À la page 92 du rapport de MM. Lévy et Jouyet - j'y reviens et y reviendrai toujours car il est maintenant la ligne de direction et de stratégie du Gouvernement -, je lis : « Cette capacité à rebattre régulièrement les cartes est en effet une exigence économique pour que le développement de technologies innovantes et prometteuses ne soit pas compromis par une protection excessive des situations acquises. »

Cette proposition est soutenue - toujours à la page 99 du rapport - malgré l'échec retentissant de la mise aux enchères des licences UMTS en Europe, qui a fait partir en fumée sur le marché financier 300 milliards d'euros, soit l'équivalent du coût d'un réseau à haut débit à fibres optiques complet en Europe.

Le rapport de Jean-Pierre Jouyet et de Maurice Lévy - je rappelle que le premier était chef de l'Inspection des finances et le second président du directoire de Publicis - affirme tranquillement : « L'expérience de l'UMTS ne doit pas conduire à exclure le bien-fondé de la procédure d'enchères comme mode d'attribution de droit d'accès à des ressources collectives. » J'ai presque envie de dire : « Reprenez donc une dose de poison pour vous guérir de votre mal ! ».
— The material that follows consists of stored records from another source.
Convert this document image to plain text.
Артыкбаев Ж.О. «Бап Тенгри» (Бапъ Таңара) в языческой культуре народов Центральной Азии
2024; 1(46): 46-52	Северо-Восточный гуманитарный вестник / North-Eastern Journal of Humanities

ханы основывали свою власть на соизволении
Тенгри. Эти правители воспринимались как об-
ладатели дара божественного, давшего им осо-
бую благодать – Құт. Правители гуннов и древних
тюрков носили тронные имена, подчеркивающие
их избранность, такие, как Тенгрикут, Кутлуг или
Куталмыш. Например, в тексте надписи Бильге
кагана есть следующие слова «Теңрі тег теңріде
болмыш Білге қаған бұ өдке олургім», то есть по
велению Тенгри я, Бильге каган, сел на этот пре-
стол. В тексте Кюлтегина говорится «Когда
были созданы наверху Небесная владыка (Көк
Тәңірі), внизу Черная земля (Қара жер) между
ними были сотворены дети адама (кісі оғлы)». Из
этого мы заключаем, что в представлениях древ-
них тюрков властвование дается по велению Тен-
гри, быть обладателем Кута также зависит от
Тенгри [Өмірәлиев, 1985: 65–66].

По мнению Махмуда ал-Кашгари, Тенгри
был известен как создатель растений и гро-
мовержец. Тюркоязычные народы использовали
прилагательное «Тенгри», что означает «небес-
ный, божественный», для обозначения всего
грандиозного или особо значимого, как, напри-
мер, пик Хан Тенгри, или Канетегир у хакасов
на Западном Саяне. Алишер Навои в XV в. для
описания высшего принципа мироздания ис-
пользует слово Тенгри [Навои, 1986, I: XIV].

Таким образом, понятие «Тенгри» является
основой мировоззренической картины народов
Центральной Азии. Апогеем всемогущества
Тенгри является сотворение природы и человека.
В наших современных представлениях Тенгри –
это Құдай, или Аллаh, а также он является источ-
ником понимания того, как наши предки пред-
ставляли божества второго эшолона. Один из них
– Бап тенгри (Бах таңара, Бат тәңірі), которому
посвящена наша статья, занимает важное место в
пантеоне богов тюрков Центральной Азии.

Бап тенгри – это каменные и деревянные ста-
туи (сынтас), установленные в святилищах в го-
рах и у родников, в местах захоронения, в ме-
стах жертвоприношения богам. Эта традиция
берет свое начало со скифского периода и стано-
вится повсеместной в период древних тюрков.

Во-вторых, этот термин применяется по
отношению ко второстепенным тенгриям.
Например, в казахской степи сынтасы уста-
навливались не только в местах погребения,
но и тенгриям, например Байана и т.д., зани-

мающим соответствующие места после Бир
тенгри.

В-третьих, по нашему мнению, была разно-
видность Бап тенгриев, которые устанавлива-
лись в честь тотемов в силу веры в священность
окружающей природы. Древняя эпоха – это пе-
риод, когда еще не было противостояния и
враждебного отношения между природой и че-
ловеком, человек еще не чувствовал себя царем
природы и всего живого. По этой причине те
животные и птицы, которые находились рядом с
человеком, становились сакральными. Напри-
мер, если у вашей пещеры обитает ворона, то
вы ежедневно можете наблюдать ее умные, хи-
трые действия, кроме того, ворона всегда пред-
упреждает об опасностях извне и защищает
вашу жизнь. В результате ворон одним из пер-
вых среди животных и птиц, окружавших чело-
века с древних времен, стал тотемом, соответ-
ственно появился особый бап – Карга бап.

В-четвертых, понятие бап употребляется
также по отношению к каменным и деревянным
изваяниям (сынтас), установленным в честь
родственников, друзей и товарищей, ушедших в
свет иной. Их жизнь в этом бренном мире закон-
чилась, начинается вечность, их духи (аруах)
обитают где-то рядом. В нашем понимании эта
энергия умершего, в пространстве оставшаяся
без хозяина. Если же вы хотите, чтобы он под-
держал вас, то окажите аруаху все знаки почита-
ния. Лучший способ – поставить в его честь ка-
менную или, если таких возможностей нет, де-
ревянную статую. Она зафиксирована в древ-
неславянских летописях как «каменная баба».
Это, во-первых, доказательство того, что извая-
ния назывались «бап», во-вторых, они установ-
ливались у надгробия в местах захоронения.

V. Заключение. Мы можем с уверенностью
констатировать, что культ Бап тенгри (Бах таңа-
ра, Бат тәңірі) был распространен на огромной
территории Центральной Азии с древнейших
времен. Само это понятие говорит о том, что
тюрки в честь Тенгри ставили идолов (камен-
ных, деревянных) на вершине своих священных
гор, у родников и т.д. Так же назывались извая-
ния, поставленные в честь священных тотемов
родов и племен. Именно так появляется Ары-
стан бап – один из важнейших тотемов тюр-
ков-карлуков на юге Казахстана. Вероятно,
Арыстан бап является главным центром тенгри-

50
Tout cela, qui est su et bien su, est très grave - même si cela s'applique aux États-Unis -, mais ne dit pas tout sur les dix ans passés qui ont connu d'autres déboires. J'allume juste quelques projecteurs, dont il faut se souvenir. France Télécom et Vivendi, du temps de Michel Bon et de Jean-Marie Messier, ont failli faire faillite en 2001 et 2002. Leurs dettes cumulées ont atteint 110 milliards d'euros : 70 milliards d'euros pour France Télécom et 40 milliards d'euros pour Vivendi. Ces deux grands champions ont connu un recul de leurs investissements pour l'emploi, la production et l'innovation. De 1995 à 2005, l'investissement productif est passé de 2, 8 milliards d'euros à 2, 2 milliards d'euros. Et, dans le même temps, l'investissement dans l'innovation est passé de 3, 7 % à 1, 7 % du chiffre d'affaires.

Le rapport d'information de notre collègue Retailleau indique d'ailleurs tous ces chiffres. Ces champions - notamment Vivendi - ne tiennent que par la vente des bijoux de famille, et tout cela malgré le développement des mobiles. Sans doute vous rappelez-vous mes très nombreuses interventions sur Vivendi dans cet hémicycle. À l'époque, la majorité a tout écarté, notamment la création d'une commission d'enquête, comme elle l'a fait avant-hier pour la commission d'enquête sur le groupe EADS. Vous souteniez les deux champions et aujourd'hui, malgré l'expérience, vous voilà repartis pour le soutien aux champions !

Après ce tableau de la vraie réalité, qui est noire, je ferai quelques propositions en ayant à l'esprit une pensée de Camus, qui écrivait dans L'h: « Au bout de ces ténèbres, une lumière, pourtant est inévitable, que nous devinons déjà et dont nous avons seulement à lutter pour qu'elle soit ».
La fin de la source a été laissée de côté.